Hendro merakit robot (dok.astrainternasional) |
Hendro Yulius Putro punya cita-cita memperluas teknologi robotik untuk turut membangun Indonesia. Caranya, tentu saja dengan keahlian yang dia miliki. Sebuah obsesi yang terus berusaha diwujudkan. Meskipun butuh perjuangan, kesabaran dan memakan waktu lama, cita-cita tersebut dituangkan dengan mendirikan sekolah robotik Yayasan Adicita Wiraya Guna (AWG) Robotic Course di Surabaya.
Seiring dengan berjalannya waktu, sekolah itu kini memiliki banyak siswa berprestasi pada bidang robotika, baik di dalam dan luar negeri. Berkat usahanya memperkenalkan robot ke anak-anak, Hendro memperoleh penghargaan Semangat Astra Terpadu Untuk (SATU) Indonesia tahun 2019.
Ternyata, alumnus Universitas Negeri Surabaya ini menjadi orang pertama yang menggagas ide ekstrakurikuler bidang teknologi robot di sekolah. Ide itu muncul setelah sekolah tempatnya mengajar hampir tutup karena kekurangan siswa.

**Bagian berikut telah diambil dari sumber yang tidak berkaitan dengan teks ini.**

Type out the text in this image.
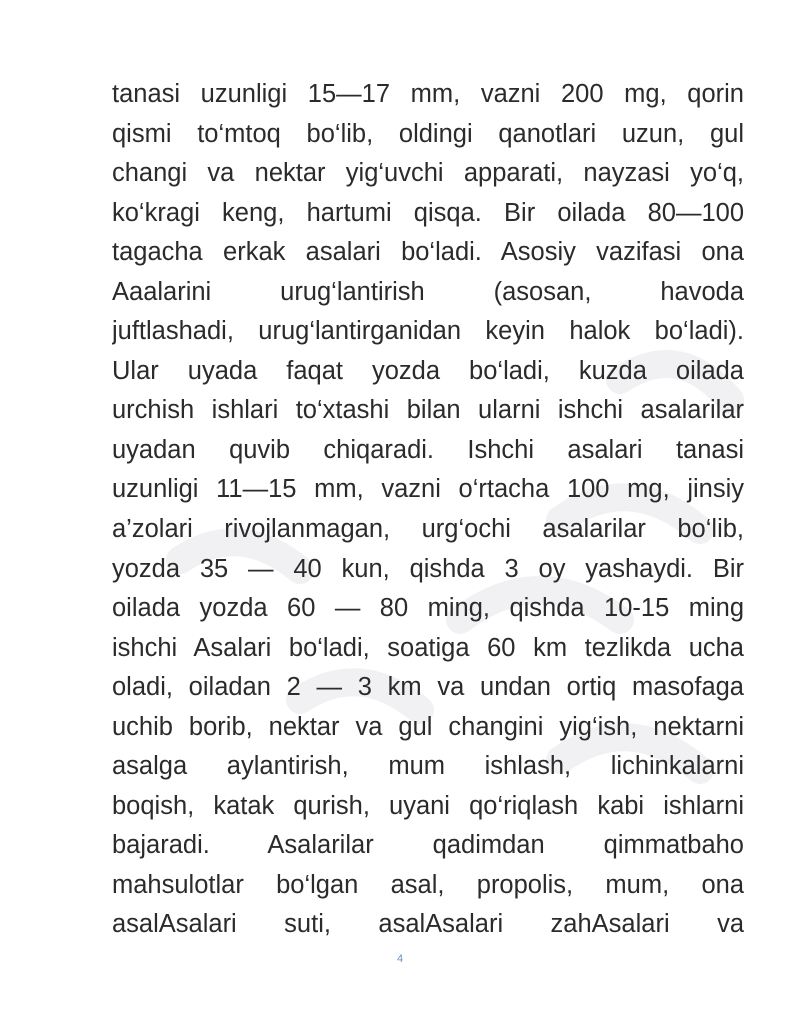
tanasi uzunligi 15—17 mm, vazni 200 mg, qorin
qismi to‘mtoq bo‘lib, oldingi qanotlari uzun, gul
changi va nektar yig‘uvchi apparati, nayzasi yo‘q,
ko‘kragi keng, hartumi qisqa. Bir oilada 80—100
tagacha erkak asalari bo‘ladi. Asosiy vazifasi ona
Aaalarini urug‘lantirish (asosan, havoda
juftlashadi, urug‘lantirganidan keyin halok bo‘ladi).
Ular uyada faqat yozda bo‘ladi, kuzda oilada
urchish ishlari to‘xtashi bilan ularni ishchi asalarilar
uyadan quvib chiqaradi. Ishchi asalari tanasi
uzunligi 11—15 mm, vazni o‘rtacha 100 mg, jinsiy
a’zolari rivojlanmagan, urg‘ochi asalarilar bo‘lib,
yozda 35 — 40 kun, qishda 3 oy yashaydi. Bir
oilada yozda 60 — 80 ming, qishda 10-15 ming
ishchi Asalari bo‘ladi, soatiga 60 km tezlikda ucha
oladi, oiladan 2 — 3 km va undan ortiq masofaga
uchib borib, nektar va gul changini yig‘ish, nektarni
asalga aylantirish, mum ishlash, lichinkalarni
boqish, katak qurish, uyani qo‘riqlash kabi ishlarni
bajaradi. Asalarilar qadimdan qimmatbaho
mahsulotlar bo‘lgan asal, propolis, mum, ona
asalAsalari suti, asalAsalari zahAsalari va
4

Melalui ekstrakurikuler robotika itu, Hendro berhasil mendongkrak nama sekolah SMP Islam Al Azhar 13 Surabaya. Ia kemudian diminta menjadi wakil kepala sekolah.
Ekstrakurikuler ini berhasil meraih prestasi yang tidak main-main. Dengan mengikuti beberapa lomba dan event internasional tanpa kenal lelah. Terhitung satu tahun setelah ide tersebut muncul, Hendro menyabet penghargaan khusus di Olimpiade Robot Internasional yang saat itu berlangsung di kota Beijing, China.

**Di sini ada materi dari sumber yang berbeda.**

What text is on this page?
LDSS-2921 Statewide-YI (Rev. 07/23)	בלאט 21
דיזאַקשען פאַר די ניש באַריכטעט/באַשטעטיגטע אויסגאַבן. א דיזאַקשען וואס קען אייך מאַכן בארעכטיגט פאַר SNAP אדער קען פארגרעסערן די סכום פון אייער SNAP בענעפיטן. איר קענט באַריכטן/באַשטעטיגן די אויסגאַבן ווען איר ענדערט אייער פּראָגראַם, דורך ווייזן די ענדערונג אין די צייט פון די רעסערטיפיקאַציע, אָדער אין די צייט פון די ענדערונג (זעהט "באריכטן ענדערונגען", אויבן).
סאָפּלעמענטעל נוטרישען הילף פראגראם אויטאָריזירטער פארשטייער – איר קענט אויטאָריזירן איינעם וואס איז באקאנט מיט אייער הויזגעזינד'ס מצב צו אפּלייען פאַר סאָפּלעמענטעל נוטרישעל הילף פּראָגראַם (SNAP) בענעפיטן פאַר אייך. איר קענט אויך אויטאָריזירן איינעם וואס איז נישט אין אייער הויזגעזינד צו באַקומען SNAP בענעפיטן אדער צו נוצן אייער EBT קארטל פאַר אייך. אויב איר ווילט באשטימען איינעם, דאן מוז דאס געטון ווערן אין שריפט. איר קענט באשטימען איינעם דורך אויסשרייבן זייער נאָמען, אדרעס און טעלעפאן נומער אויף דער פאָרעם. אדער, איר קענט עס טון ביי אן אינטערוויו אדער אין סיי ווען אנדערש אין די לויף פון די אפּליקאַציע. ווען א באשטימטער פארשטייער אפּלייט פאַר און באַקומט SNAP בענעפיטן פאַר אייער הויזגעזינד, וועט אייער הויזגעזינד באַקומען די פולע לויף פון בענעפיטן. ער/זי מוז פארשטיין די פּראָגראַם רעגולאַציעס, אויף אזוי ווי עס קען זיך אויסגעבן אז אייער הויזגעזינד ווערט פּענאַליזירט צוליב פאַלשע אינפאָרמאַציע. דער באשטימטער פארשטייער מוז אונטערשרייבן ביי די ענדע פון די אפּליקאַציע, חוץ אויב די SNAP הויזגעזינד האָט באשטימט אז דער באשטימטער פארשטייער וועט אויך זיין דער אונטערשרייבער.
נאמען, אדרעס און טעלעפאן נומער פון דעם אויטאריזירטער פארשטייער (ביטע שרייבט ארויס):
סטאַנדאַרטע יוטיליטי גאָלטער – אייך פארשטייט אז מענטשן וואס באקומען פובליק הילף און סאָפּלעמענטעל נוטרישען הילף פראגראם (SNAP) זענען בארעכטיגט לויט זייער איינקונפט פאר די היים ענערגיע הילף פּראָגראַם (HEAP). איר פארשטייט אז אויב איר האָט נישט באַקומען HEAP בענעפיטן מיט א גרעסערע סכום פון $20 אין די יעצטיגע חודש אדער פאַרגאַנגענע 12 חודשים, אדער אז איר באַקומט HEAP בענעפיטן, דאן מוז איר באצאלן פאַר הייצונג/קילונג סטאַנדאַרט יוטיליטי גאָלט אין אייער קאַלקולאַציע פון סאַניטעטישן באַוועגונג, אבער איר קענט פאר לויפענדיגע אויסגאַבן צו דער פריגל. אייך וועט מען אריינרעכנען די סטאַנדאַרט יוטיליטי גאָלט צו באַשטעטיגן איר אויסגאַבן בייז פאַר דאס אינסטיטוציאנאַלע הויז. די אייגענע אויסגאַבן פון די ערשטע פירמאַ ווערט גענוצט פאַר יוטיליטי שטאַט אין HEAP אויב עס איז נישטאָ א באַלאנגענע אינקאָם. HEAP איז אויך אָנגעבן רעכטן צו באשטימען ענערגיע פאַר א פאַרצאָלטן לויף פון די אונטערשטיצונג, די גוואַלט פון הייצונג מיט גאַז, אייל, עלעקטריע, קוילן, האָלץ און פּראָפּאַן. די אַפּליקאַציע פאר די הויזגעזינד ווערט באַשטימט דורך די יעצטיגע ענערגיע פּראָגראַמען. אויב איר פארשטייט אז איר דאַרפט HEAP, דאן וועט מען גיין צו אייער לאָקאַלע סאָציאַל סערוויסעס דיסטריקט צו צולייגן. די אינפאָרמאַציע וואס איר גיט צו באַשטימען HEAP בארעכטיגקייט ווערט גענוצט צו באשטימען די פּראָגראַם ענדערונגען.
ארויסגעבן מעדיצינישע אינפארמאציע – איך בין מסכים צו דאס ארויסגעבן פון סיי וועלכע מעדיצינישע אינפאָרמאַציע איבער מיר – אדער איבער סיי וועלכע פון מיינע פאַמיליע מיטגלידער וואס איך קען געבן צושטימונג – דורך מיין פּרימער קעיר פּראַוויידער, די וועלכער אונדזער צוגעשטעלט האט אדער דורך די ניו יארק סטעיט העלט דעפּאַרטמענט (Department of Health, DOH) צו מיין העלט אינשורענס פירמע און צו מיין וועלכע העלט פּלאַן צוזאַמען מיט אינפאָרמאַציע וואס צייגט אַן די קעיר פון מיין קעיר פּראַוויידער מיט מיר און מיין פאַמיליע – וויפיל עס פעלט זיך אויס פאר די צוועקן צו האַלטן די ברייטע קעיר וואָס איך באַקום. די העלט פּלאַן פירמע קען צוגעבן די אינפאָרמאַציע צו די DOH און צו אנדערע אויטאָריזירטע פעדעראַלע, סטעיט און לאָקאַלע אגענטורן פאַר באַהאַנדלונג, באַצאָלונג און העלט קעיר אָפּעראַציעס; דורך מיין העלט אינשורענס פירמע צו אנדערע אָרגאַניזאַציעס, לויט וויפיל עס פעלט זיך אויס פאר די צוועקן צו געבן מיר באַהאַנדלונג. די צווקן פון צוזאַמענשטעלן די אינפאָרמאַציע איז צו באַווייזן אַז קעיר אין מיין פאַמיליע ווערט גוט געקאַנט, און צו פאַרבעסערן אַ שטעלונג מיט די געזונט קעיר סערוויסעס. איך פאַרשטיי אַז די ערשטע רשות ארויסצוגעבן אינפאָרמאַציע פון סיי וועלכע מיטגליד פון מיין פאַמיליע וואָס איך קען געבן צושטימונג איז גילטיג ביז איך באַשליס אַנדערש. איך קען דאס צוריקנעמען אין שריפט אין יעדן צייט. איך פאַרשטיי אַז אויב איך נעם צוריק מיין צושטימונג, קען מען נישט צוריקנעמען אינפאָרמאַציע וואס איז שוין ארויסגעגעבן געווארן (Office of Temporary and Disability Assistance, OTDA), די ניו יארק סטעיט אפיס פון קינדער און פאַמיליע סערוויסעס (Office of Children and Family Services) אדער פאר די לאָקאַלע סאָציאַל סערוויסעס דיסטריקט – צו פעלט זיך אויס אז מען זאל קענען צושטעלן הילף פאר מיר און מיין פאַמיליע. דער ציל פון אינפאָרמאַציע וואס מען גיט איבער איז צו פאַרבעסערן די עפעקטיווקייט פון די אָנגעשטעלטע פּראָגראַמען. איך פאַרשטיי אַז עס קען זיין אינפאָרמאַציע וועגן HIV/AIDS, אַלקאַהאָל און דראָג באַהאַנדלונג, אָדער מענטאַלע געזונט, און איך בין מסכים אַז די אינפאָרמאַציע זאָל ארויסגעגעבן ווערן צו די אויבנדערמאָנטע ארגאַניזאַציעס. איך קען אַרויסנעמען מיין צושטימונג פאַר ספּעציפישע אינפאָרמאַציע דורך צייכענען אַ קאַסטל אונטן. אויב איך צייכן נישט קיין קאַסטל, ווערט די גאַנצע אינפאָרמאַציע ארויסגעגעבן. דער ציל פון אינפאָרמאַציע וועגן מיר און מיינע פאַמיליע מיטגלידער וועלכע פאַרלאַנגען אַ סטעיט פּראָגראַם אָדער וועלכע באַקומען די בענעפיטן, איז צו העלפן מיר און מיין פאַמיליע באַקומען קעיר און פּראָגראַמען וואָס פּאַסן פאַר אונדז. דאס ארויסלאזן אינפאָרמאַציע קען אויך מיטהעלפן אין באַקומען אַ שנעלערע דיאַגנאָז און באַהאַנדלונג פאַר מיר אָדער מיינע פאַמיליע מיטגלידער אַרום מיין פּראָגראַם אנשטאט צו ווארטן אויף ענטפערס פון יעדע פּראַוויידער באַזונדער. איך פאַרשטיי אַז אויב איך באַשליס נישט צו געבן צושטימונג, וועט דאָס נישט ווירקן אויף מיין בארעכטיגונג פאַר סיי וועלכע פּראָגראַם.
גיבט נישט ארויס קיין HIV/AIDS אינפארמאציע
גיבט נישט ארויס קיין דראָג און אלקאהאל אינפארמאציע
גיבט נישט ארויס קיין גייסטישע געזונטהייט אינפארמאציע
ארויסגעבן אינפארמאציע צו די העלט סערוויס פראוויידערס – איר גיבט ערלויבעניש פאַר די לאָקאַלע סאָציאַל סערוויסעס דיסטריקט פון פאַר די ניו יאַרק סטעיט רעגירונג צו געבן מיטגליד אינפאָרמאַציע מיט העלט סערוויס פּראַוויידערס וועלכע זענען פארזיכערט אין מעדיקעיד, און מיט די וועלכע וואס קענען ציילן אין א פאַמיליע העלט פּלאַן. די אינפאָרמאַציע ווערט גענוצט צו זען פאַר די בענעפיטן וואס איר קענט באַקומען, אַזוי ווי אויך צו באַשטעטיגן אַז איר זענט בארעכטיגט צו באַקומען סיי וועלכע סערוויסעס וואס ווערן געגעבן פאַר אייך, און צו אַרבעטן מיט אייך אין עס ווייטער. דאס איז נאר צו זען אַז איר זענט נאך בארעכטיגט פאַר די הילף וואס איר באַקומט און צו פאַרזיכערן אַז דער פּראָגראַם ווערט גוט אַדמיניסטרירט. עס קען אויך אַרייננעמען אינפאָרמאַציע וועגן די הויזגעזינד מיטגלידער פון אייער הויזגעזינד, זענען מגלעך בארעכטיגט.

Hendro dan perangkat robot (dok.astrainternasional) |
Kesuksesannya itu membuat ia yakin bahwa setiap sekolah bisa membangun negeri lewat teknologi dan robot. Karena itulah ia mendirikan Yayasan AWG Robotic Course pun yang menjadi motor pengembangan robotik.
"Masa depan adalah milik kita yang menyiapkannya sekarang. Kelak, peran teknologi akan mendisrupsi banyak hal," tegas Hendro.
Sekarang, Yayasan tersebut berkembang pesat, telah memiliki lebih dari 400 siswa dan bekerja sama dengan 21 sekolah di Surabaya, Solo, Pasuruan, Gresik, Palu, hingga Sorong.
Awal mula ide Robotik
Lelaki yang lahir Mojokerto, 18 Mei 1985 ini, memiliki pemikiran out of the box, wawasannya jauh ke depan, di luar jangkauan pemikiran banyak orang. la mengikuti perkembangan zaman, seperti teknologi yang terus melesat dari waktu ke waktu.
"Bermula dari tahun 2007, ketika saya diterima bekerja di Sekolah Menengah Pertama (SMP) Islam al-Azhar 13 Surabaya. Saya jadi guru mata pelajaran fisika," cerita Hendro lugas.
Hendro mengatakan bahwa waktu itu jumlah muridnya setiap tahun mengalami penurunan. Saat pertama kali ia mengajar, murid kelas VII cuma 6 orang. Lalu, murid kelas VIII ada 14 orang. Sedangkan murid kelas IX mencapai 32 orang.
"Dulu, mencari murid itu susah sekali. 20 orang saja, susahnya minta ampun," katanya menghela napas.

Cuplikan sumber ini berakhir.